Design and Optimization of a Novel Translating Checkerboard Range Shifter to Enable Efficient Proton Arc Therapy
Abstract
Purpose
Clinical implementation of proton arc therapy is partly hindered by the low speed of beam energy switching upstream of the nozzle. To achieve fast and multiple post-nozzle energies, we propose a novel range shifter, termed the Checkerboard Range Shifter (CRS), which converts a single pre-nozzle proton energy into multiple discrete post-nozzle energies using a polycarbonate structure composed of multiple discrete thicknesses.
Methods
The CRS consists of a 48 × 48 cm² polycarbonate plate subdivided into a 3 × 3 array of unit cells each containing four squares (8 × 8 cm² per section) of distinct thicknesses. The CRS translates in two dimensions with 2-cm step increments to selectively intercept the beam and generate four post-nozzle energies from a single pre-nozzle energy. To determine optimal square thicknesses, 298 retrospectively treated in-house head and neck proton therapy plans—selected due to their strong potential benefit from proton arc therapy—were analyzed to identify the four most frequently delivered energies based on total monitor units.
Results
A total of 298 retrospectively treated head and neck proton therapy plans were analyzed.
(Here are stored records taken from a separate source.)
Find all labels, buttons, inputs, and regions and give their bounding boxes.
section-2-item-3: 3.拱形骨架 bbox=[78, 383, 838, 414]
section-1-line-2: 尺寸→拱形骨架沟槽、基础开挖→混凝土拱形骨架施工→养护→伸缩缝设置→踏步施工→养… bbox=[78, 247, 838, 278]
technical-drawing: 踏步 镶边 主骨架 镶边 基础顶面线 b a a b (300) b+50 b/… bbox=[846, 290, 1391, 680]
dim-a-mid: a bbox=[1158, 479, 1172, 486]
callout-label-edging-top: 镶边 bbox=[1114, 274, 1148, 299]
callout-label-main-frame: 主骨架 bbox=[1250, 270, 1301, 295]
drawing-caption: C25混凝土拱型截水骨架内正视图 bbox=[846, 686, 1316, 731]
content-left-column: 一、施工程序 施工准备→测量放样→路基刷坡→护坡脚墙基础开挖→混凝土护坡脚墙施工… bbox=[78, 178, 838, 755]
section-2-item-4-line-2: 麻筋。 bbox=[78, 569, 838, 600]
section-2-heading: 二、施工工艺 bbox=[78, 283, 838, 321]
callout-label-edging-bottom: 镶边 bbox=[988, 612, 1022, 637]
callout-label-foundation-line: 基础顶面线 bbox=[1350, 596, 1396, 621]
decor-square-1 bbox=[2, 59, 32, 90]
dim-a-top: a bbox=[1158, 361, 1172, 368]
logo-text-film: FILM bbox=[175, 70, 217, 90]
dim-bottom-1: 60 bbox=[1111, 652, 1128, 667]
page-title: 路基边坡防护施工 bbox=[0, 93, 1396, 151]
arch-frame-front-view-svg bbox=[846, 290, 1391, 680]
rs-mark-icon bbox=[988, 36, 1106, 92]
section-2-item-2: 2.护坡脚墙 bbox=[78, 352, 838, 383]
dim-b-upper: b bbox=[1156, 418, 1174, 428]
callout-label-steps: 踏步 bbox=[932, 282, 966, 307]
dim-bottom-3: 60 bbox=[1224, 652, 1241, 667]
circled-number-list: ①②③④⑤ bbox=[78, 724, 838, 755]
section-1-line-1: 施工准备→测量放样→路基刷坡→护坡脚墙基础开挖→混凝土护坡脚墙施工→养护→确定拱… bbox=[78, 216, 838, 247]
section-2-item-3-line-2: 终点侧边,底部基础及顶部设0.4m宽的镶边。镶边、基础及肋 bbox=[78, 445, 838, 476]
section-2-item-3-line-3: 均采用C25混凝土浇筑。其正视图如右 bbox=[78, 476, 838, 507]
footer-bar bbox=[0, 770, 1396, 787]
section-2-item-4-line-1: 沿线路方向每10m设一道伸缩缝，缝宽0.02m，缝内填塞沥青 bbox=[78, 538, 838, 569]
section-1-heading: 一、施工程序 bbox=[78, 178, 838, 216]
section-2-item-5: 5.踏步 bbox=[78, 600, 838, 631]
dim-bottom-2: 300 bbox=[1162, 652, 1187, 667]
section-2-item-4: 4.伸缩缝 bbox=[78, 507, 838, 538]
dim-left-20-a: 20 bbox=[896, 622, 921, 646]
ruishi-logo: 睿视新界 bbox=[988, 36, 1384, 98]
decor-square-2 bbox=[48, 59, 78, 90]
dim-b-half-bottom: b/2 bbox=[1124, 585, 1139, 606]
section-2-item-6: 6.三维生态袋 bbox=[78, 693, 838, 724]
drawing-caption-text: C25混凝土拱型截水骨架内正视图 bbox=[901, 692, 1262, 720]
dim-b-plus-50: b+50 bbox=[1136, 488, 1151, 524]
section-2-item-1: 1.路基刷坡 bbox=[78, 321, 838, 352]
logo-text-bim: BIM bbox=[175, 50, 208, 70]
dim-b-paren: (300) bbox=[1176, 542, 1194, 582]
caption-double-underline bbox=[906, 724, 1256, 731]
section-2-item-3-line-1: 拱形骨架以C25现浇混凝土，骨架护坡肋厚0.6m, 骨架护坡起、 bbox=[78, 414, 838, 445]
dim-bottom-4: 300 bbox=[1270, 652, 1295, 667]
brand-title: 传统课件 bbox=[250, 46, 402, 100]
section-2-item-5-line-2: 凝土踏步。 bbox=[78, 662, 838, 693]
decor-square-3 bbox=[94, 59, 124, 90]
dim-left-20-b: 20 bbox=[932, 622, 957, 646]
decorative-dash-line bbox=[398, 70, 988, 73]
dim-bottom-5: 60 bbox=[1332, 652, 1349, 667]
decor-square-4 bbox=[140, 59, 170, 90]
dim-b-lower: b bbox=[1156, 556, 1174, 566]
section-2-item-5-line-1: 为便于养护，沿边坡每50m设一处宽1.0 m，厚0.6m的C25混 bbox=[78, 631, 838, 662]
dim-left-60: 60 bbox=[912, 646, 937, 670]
Based on cumulative monitor units delivered across all plans, the four most frequently used proton energies were identified as 93 MeV, 99 MeV, 102 MeV, and 104 MeV. Conversion of these energies to water-equivalent thicknesses and subsequently to physical polycarbonate thicknesses resulted in optimal CRS square thicknesses of 5.73 cm, 6.40 cm, 6.75 cm, and 6.99 cm, respectively.
Conclusion
A novel translating range shifter for proton arc therapy has been developed and optimized using large-scale retrospective clinical data. The proposed CRS enables multi-energy delivery from a single pre-nozzle beam and has the potential to reduce energy switching time by a factor of approximately 2–10.